Comfort zone
Definitions
- 1: the temperature range within which one is comfortable
- 2: the level at which one functions with ease and familiarity
Description
The comfort zone is a behavioural state within which a person operates in an anxiety-neutral condition, using a limited set of behaviours to deliver a steady level of performance, usually without a sense of risk. A person's personality can be described by his or her comfort zones. Highly successful persons may routinely step outside their comfort zones, to accomplish what they wish. A comfort zone is a type of mental conditioning that causes a person to create and operate mental boundaries. Such boundaries create an unfounded sense of security. Like inertia, a person who has established a comfort zone in a particular axis of his or her life, will tend to stay within that zone without stepping outside of it. To step outside a person's comfort zone, they must experiment with new and different behaviours, and then experience the new and different responses that then occur within their environment.

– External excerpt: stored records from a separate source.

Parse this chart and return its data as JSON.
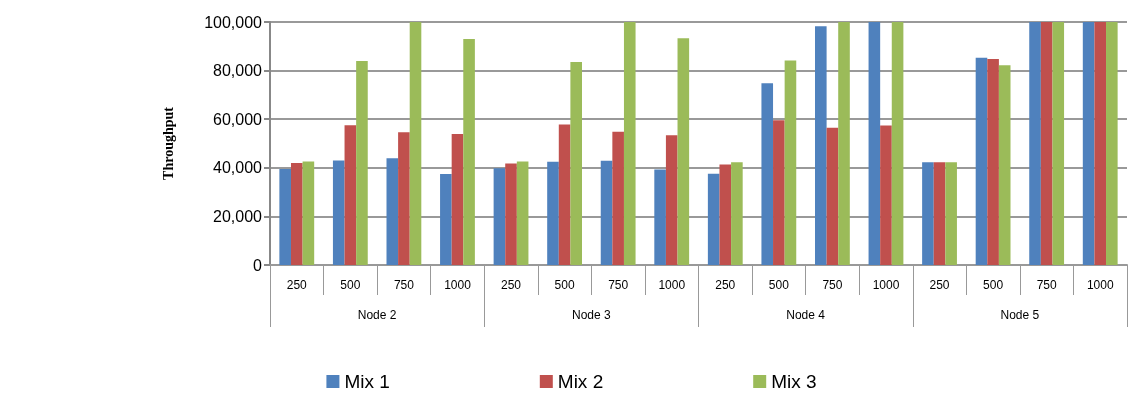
{
  "chart_data": {
    "type": "bar",
    "ylabel": "Throughput",
    "categories": [
      "250",
      "500",
      "750",
      "1000",
      "250",
      "500",
      "750",
      "1000",
      "250",
      "500",
      "750",
      "1000",
      "250",
      "500",
      "750",
      "1000"
    ],
    "annotations": [
      "Node 2",
      "Node 3",
      "Node 4",
      "Node 5"
    ],
    "series": [
      {
        "name": "Mix 1",
        "color": "#4f81bd",
        "values": [
          39500,
          43000,
          43900,
          37500,
          39800,
          42500,
          42900,
          39300,
          37600,
          74800,
          98200,
          100000,
          42300,
          85300,
          100000,
          100000
        ]
      },
      {
        "name": "Mix 2",
        "color": "#c0504d",
        "values": [
          42000,
          57500,
          54600,
          53900,
          41800,
          57800,
          54800,
          53400,
          41400,
          59600,
          56500,
          57400,
          42300,
          84800,
          100000,
          100000
        ]
      },
      {
        "name": "Mix 3",
        "color": "#9bbb59",
        "values": [
          42600,
          84000,
          100000,
          93000,
          42600,
          83500,
          100000,
          93300,
          42300,
          84200,
          100000,
          100000,
          42300,
          82200,
          100000,
          100000
        ]
      }
    ],
    "ylim": [
      0,
      100000
    ],
    "yticks": [
      0,
      {
        "value": 20000,
        "label": "20,000"
      },
      {
        "value": 40000,
        "label": "40,000"
      },
      {
        "value": 60000,
        "label": "60,000"
      },
      {
        "value": 80000,
        "label": "80,000"
      },
      {
        "value": 100000,
        "label": "100,000"
      }
    ],
    "grid": "y",
    "legend": "bottom"
  }
}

To step out of the comfort zone raises the anxiety level engendering a stress response, the result of which is an enhanced level of concentration and focus. This has been referred to this as the Optimal Performance Zone - a zone in which the performance of a person can be enhanced and in which their skills can be optimized. However, it is also observed that if the work of Robert Yerkes (1907) is considered in which he reported 'Anxiety improves performance until a certain optimum level of arousal has been reached. Beyond that point, performance deteriorates as higher levels of anxiety are attained', if a person steps beyond the optimum performance zone they enter a "danger zone" in which performance will decline rapidly as higher levels of anxiety or discomfort occur.
In terms of performance management or development, the objective of the trainer or manager is to cause the person to enter the optimum performance zone for a sufficient period of time so that new skills and performance can be achieved and become embedded. The same reasoning is used with goal setting: change the anxiety level and the performance will change. (However, in performance terms, the term incentive is used to describe the process of changing the anxiety level - an incentive being anything that causes a change in behaviour.)
An example of stepping out of the comfort zone could be a recognized need to leave an unsatisfactory job but the fear of doing so as it would result in losing the sense of security the individual derives from the job. The sense of security the individual perceives could be attributed to the mental conditioning formed initially. This example highlights an example of a professional challenge. Research suggests that challenges that are commonly outside of one's comfort zone can be categorised as either professional, adrenaline, or lifestyle.